In many ways the fear is pure emotion. There is no logic to it. All evidence says it is safe. But the fear is visceral. It is deeper than any other fear. I do wonder if it is more a sense of PTSD than it is about fear of using the cream. It is more that the idea of having to use it is a reminder of all the cancer crap. It is just one more layer of crap.
The only reason I’m considering it (filled prescription but still haven’t the nerve to try it – the instructions on the prescription don’t align with what my gyn said in her office, so I’m awaiting more detailed instructions) is because of the promise of normalcy that it brings. I want to feel comfortable. I want to be able to ride my bike without adding that little bit of pain to the equation (I already have upper body issues when biking). And I really don’t want to go through yet another UTI and round of antibiotics. But even writing this out I’m crying. The fear is overwhelming. Maybe I’m just not ready for this yet …
I was on letrozole, and AI, for over a year and a half to try to manage my endometriosis. Thankfully, I didn’t get any UTIs while on the letrozole. I am sorry you are getting them frequently, UTIs are horrid 🙁
I am sorry and deeply empathize with your struggle of having to do something that reminds you of what your body has been through-what it has put you through, what you are still going through…
As I need to remind myself constantly: “You can do this. You are strong and you can do this. You have never not managed before, you will continue to manage now.” And some days I can’t manage forcing myself to do certain things. On those days, I take a deep breath and resign to try again tomorrow, or even later in the day. I take things moment by moment to try to not put the pressure on myself- I try to keep a “It’s okay if I can’t do this right now.” mindset.

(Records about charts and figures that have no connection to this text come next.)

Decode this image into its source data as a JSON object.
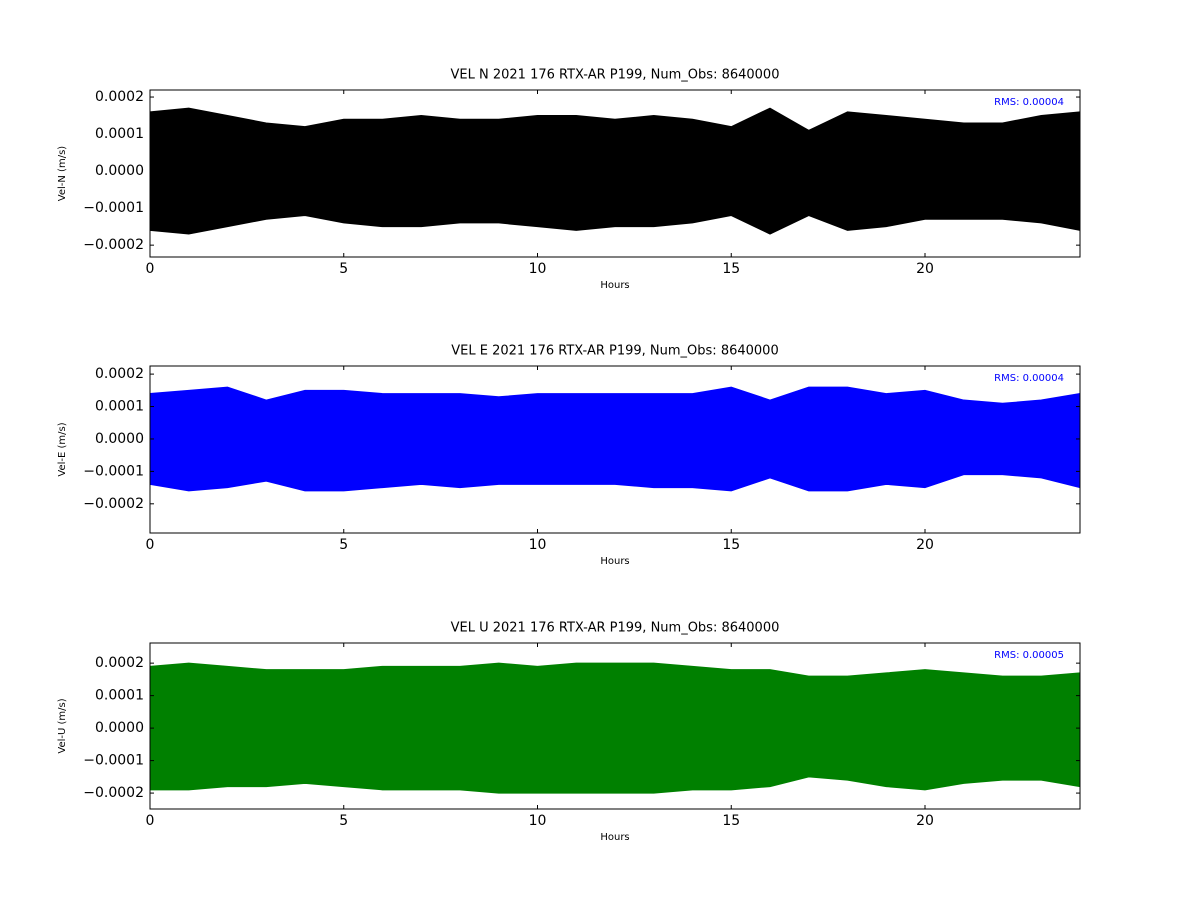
{
  "chart_data": [
    {
      "type": "area",
      "title": "VEL N 2021 176 RTX-AR  P199, Num_Obs: 8640000",
      "x_label": "Hours",
      "y_label": "Vel-N (m/s)",
      "annotation": "RMS:  0.00004",
      "annotation_color": "#0000ff",
      "color": "#000000",
      "xlim": [
        0,
        24
      ],
      "ylim": [
        -0.000232,
        0.000219
      ],
      "xticks": [
        0,
        5,
        10,
        15,
        20
      ],
      "yticks": [
        {
          "value": -0.0002,
          "label": "−0.0002"
        },
        {
          "value": -0.0001,
          "label": "−0.0001"
        },
        {
          "value": 0,
          "label": "0.0000"
        },
        0.0001,
        0.0002
      ],
      "x": [
        0,
        1,
        2,
        3,
        4,
        5,
        6,
        7,
        8,
        9,
        10,
        11,
        12,
        13,
        14,
        15,
        16,
        17,
        18,
        19,
        20,
        21,
        22,
        23,
        24
      ],
      "upper": [
        0.00016,
        0.00017,
        0.00015,
        0.00013,
        0.00012,
        0.00014,
        0.00014,
        0.00015,
        0.00014,
        0.00014,
        0.00015,
        0.00015,
        0.00014,
        0.00015,
        0.00014,
        0.00012,
        0.00017,
        0.00011,
        0.00016,
        0.00015,
        0.00014,
        0.00013,
        0.00013,
        0.00015,
        0.00016
      ],
      "lower": [
        -0.00016,
        -0.00017,
        -0.00015,
        -0.00013,
        -0.00012,
        -0.00014,
        -0.00015,
        -0.00015,
        -0.00014,
        -0.00014,
        -0.00015,
        -0.00016,
        -0.00015,
        -0.00015,
        -0.00014,
        -0.00012,
        -0.00017,
        -0.00012,
        -0.00016,
        -0.00015,
        -0.00013,
        -0.00013,
        -0.00013,
        -0.00014,
        -0.00016
      ]
    },
    {
      "type": "area",
      "title": "VEL E 2021 176 RTX-AR  P199, Num_Obs: 8640000",
      "x_label": "Hours",
      "y_label": "Vel-E (m/s)",
      "annotation": "RMS:  0.00004",
      "annotation_color": "#0000ff",
      "color": "#0000ff",
      "xlim": [
        0,
        24
      ],
      "ylim": [
        -0.00029,
        0.000225
      ],
      "xticks": [
        0,
        5,
        10,
        15,
        20
      ],
      "yticks": [
        {
          "value": -0.0002,
          "label": "−0.0002"
        },
        {
          "value": -0.0001,
          "label": "−0.0001"
        },
        {
          "value": 0,
          "label": "0.0000"
        },
        0.0001,
        0.0002
      ],
      "x": [
        0,
        1,
        2,
        3,
        4,
        5,
        6,
        7,
        8,
        9,
        10,
        11,
        12,
        13,
        14,
        15,
        16,
        17,
        18,
        19,
        20,
        21,
        22,
        23,
        24
      ],
      "upper": [
        0.00014,
        0.00015,
        0.00016,
        0.00012,
        0.00015,
        0.00015,
        0.00014,
        0.00014,
        0.00014,
        0.00013,
        0.00014,
        0.00014,
        0.00014,
        0.00014,
        0.00014,
        0.00016,
        0.00012,
        0.00016,
        0.00016,
        0.00014,
        0.00015,
        0.00012,
        0.00011,
        0.00012,
        0.00014
      ],
      "lower": [
        -0.00014,
        -0.00016,
        -0.00015,
        -0.00013,
        -0.00016,
        -0.00016,
        -0.00015,
        -0.00014,
        -0.00015,
        -0.00014,
        -0.00014,
        -0.00014,
        -0.00014,
        -0.00015,
        -0.00015,
        -0.00016,
        -0.00012,
        -0.00016,
        -0.00016,
        -0.00014,
        -0.00015,
        -0.00011,
        -0.00011,
        -0.00012,
        -0.00015
      ]
    },
    {
      "type": "area",
      "title": "VEL U 2021 176 RTX-AR  P199, Num_Obs: 8640000",
      "x_label": "Hours",
      "y_label": "Vel-U (m/s)",
      "annotation": "RMS:  0.00005",
      "annotation_color": "#0000ff",
      "color": "#008000",
      "xlim": [
        0,
        24
      ],
      "ylim": [
        -0.000249,
        0.000262
      ],
      "xticks": [
        0,
        5,
        10,
        15,
        20
      ],
      "yticks": [
        {
          "value": -0.0002,
          "label": "−0.0002"
        },
        {
          "value": -0.0001,
          "label": "−0.0001"
        },
        {
          "value": 0,
          "label": "0.0000"
        },
        0.0001,
        0.0002
      ],
      "x": [
        0,
        1,
        2,
        3,
        4,
        5,
        6,
        7,
        8,
        9,
        10,
        11,
        12,
        13,
        14,
        15,
        16,
        17,
        18,
        19,
        20,
        21,
        22,
        23,
        24
      ],
      "upper": [
        0.00019,
        0.0002,
        0.00019,
        0.00018,
        0.00018,
        0.00018,
        0.00019,
        0.00019,
        0.00019,
        0.0002,
        0.00019,
        0.0002,
        0.0002,
        0.0002,
        0.00019,
        0.00018,
        0.00018,
        0.00016,
        0.00016,
        0.00017,
        0.00018,
        0.00017,
        0.00016,
        0.00016,
        0.00017
      ],
      "lower": [
        -0.00019,
        -0.00019,
        -0.00018,
        -0.00018,
        -0.00017,
        -0.00018,
        -0.00019,
        -0.00019,
        -0.00019,
        -0.0002,
        -0.0002,
        -0.0002,
        -0.0002,
        -0.0002,
        -0.00019,
        -0.00019,
        -0.00018,
        -0.00015,
        -0.00016,
        -0.00018,
        -0.00019,
        -0.00017,
        -0.00016,
        -0.00016,
        -0.00018
      ]
    }
  ]
}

I hope you find some peace, and pain relief, with whatever decision you make. <3
Thanks for your comment – knowing that others understand the struggle helps – writing about it helps. It is amazing actually how writing the difficult post helps to move past the difficult moment.
Becky, Thank you for writing your post, it really helped me when I read it. I felt like the only one with this problem until now.
Rene
Becky, I understand exactly what you’re going through. I have been on an AI for two years now. I already was prone to UTI’s and since January I have had one after the other. Basically been on antibiotics for three months. I finally went to a gynecologist as my primary doctor wasn’t helping and she put me on the estrogen cream. I have only been on it for a month now and she said it takes three months to improve the dryness and help reduce the incidence of uti’s. I did check with my oncologist to make sure he was ok with me using the estrogen cream and he was which was a relief for me. Good luck, I hope it works for you and myself as well!. It is a horrible problem! I am exhausted from the past three months of being sick.

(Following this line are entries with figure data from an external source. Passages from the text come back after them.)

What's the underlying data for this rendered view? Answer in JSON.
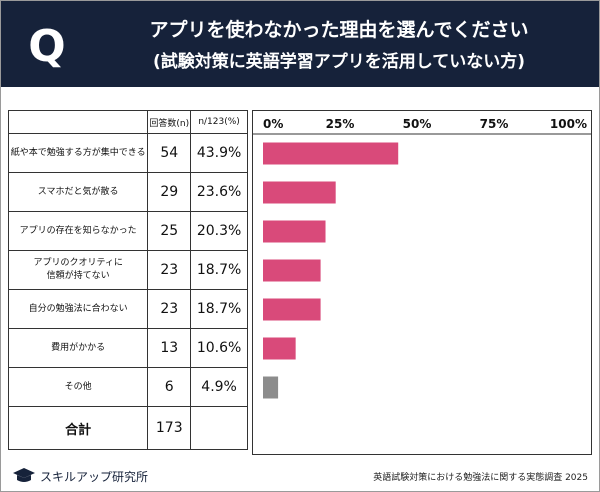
{
  "header": {
    "badge": "Q",
    "title_line1": "アプリを使わなかった理由を選んでください",
    "title_line2": "(試験対策に英語学習アプリを活用していない方)"
  },
  "table": {
    "col_n": "回答数(n)",
    "col_pct": "n/123(%)",
    "rows": [
      {
        "label": "紙や本で勉強する方が集中できる",
        "n": "54",
        "pct": "43.9%"
      },
      {
        "label": "スマホだと気が散る",
        "n": "29",
        "pct": "23.6%"
      },
      {
        "label": "アプリの存在を知らなかった",
        "n": "25",
        "pct": "20.3%"
      },
      {
        "label": "アプリのクオリティに\n信頼が持てない",
        "n": "23",
        "pct": "18.7%"
      },
      {
        "label": "自分の勉強法に合わない",
        "n": "23",
        "pct": "18.7%"
      },
      {
        "label": "費用がかかる",
        "n": "13",
        "pct": "10.6%"
      },
      {
        "label": "その他",
        "n": "6",
        "pct": "4.9%"
      }
    ],
    "total_label": "合計",
    "total_n": "173"
  },
  "chart_data": {
    "type": "bar",
    "orientation": "horizontal",
    "categories": [
      "紙や本で勉強する方が集中できる",
      "スマホだと気が散る",
      "アプリの存在を知らなかった",
      "アプリのクオリティに信頼が持てない",
      "自分の勉強法に合わない",
      "費用がかかる",
      "その他"
    ],
    "values": [
      43.9,
      23.6,
      20.3,
      18.7,
      18.7,
      10.6,
      4.9
    ],
    "xlim": [
      0,
      100
    ],
    "ticks": [
      "0%",
      "25%",
      "50%",
      "75%",
      "100%"
    ],
    "bar_color": "#d94a7a",
    "other_color": "#8c8c8c"
  },
  "footer": {
    "logo_text": "スキルアップ研究所",
    "source": "英語試験対策における勉強法に関する実態調査 2025"
  }
}
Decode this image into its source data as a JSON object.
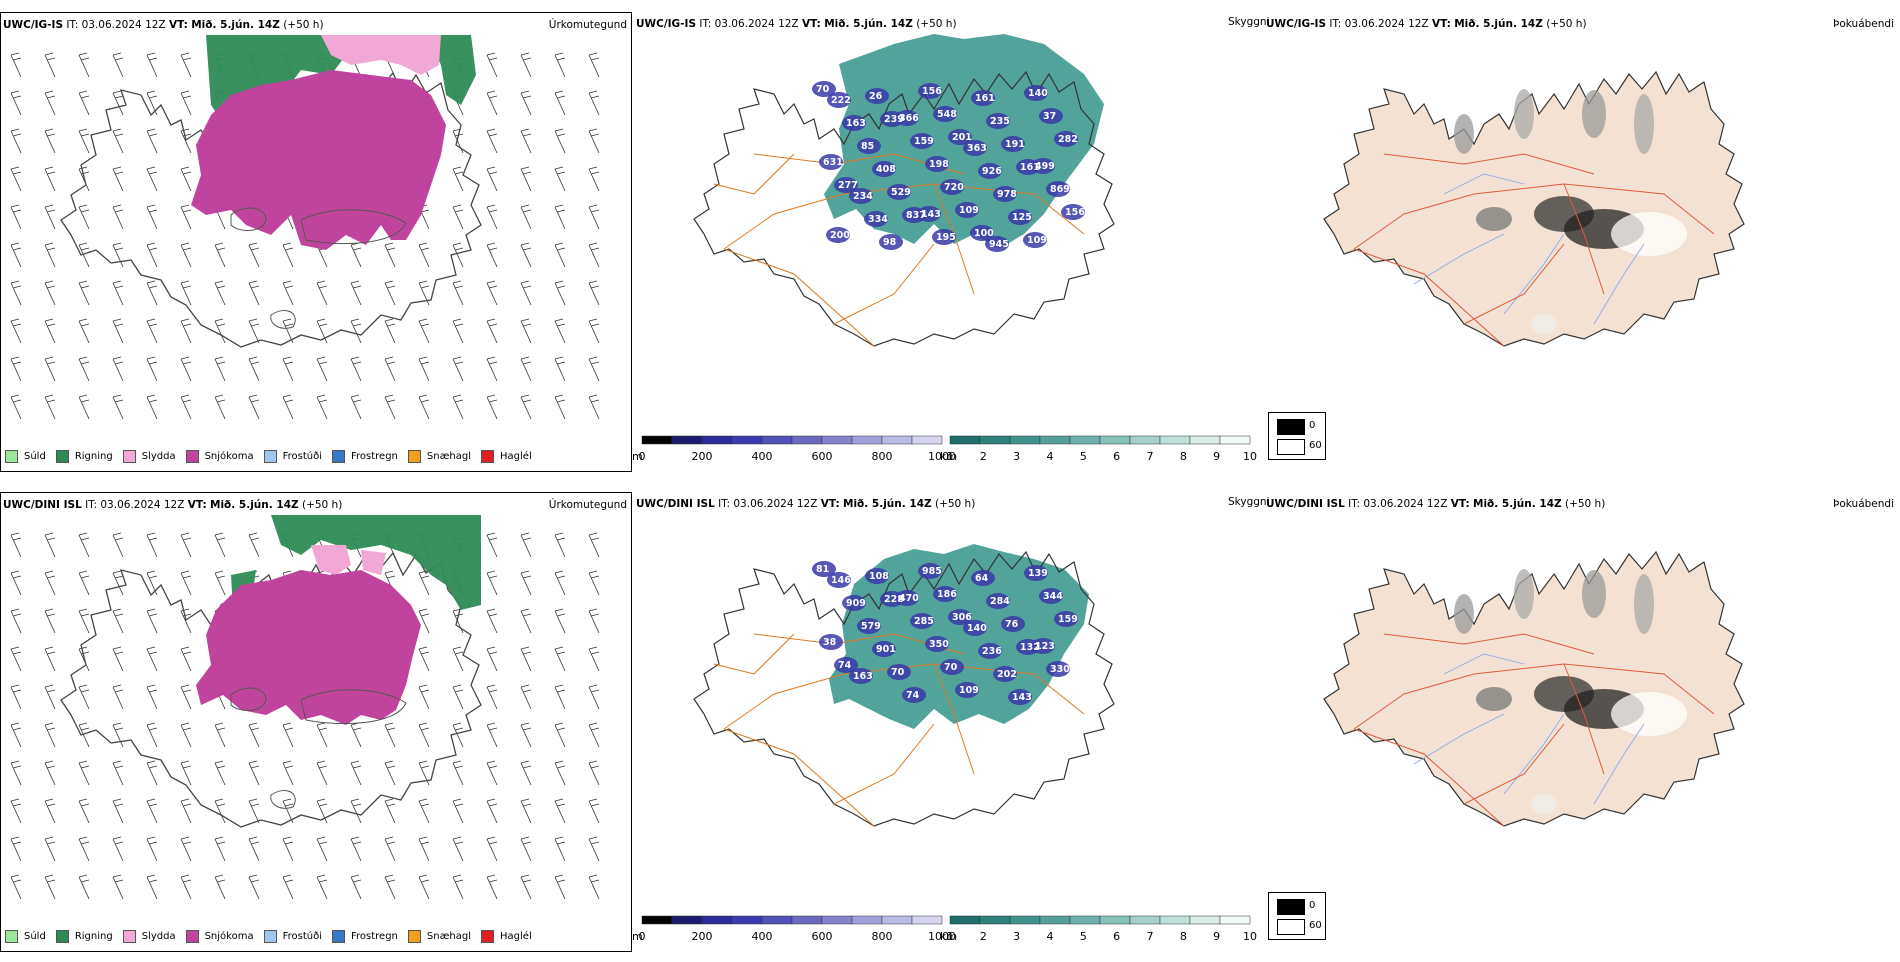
{
  "rows": [
    {
      "model": "UWC/IG-IS",
      "it_label": "IT:",
      "it_value": "03.06.2024 12Z",
      "vt_label": "VT:",
      "vt_value": "Mið. 5.jún. 14Z",
      "offset": "(+50 h)",
      "panel1_title": "Úrkomutegund",
      "panel2_title": "Skyggni",
      "panel3_title": "Þokuábendi",
      "labels": [
        "70",
        "26",
        "156",
        "161",
        "140",
        "222",
        "239",
        "548",
        "235",
        "37",
        "163",
        "366",
        "201",
        "191",
        "282",
        "85",
        "159",
        "363",
        "161",
        "631",
        "408",
        "198",
        "926",
        "499",
        "277",
        "529",
        "720",
        "978",
        "869",
        "234",
        "837",
        "109",
        "125",
        "156",
        "334",
        "143",
        "100",
        "109",
        "200",
        "98",
        "195",
        "945"
      ]
    },
    {
      "model": "UWC/DINI ISL",
      "it_label": "IT:",
      "it_value": "03.06.2024 12Z",
      "vt_label": "VT:",
      "vt_value": "Mið. 5.jún. 14Z",
      "offset": "(+50 h)",
      "panel1_title": "Úrkomutegund",
      "panel2_title": "Skyggni",
      "panel3_title": "Þokuábendi",
      "labels": [
        "81",
        "108",
        "985",
        "64",
        "139",
        "146",
        "228",
        "186",
        "284",
        "344",
        "909",
        "470",
        "306",
        "76",
        "159",
        "579",
        "285",
        "140",
        "132",
        "38",
        "901",
        "350",
        "236",
        "123",
        "74",
        "70",
        "70",
        "202",
        "330",
        "163",
        "74",
        "109",
        "143"
      ]
    }
  ],
  "precip_legend": [
    {
      "label": "Súld",
      "color": "#9be89b"
    },
    {
      "label": "Rigning",
      "color": "#2e8b57"
    },
    {
      "label": "Slydda",
      "color": "#f2a8d4"
    },
    {
      "label": "Snjókoma",
      "color": "#c0449e"
    },
    {
      "label": "Frostúði",
      "color": "#9ec8f0"
    },
    {
      "label": "Frostregn",
      "color": "#3a78c6"
    },
    {
      "label": "Snæhagl",
      "color": "#f0a020"
    },
    {
      "label": "Haglél",
      "color": "#e02020"
    }
  ],
  "scale_m": {
    "unit": "m",
    "ticks": [
      "0",
      "200",
      "400",
      "600",
      "800",
      "1000"
    ],
    "colors": [
      "#000000",
      "#1b1b6e",
      "#2a2a9a",
      "#3b3bb0",
      "#5050b8",
      "#6a6ac0",
      "#8585cc",
      "#a0a0d8",
      "#babae4",
      "#d6d6f0"
    ]
  },
  "scale_km": {
    "unit": "km",
    "ticks": [
      "1",
      "2",
      "3",
      "4",
      "5",
      "6",
      "7",
      "8",
      "9",
      "10"
    ],
    "colors": [
      "#1e6f6a",
      "#2f7f7a",
      "#3f8f8a",
      "#56a09a",
      "#6fb0aa",
      "#8ac0ba",
      "#a5d0ca",
      "#c0e0da",
      "#dceeea",
      "#f4faf8"
    ]
  },
  "fog_legend": [
    {
      "label": "0",
      "color": "#000000"
    },
    {
      "label": "60",
      "color": "#ffffff"
    }
  ]
}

Thanks you Rene for your reply. It really helped me move past the fear. It is interesting to me how both blogging and hearing the support of others helps deal with the worst of the fear. I seem to have gotten past it – no longer brought to tears at the thought of it. Not sure what my next ‘trigger’ will be – but it seems that this one has exhausted itself for now. I gave it a try last night, and already seem to have a little relief.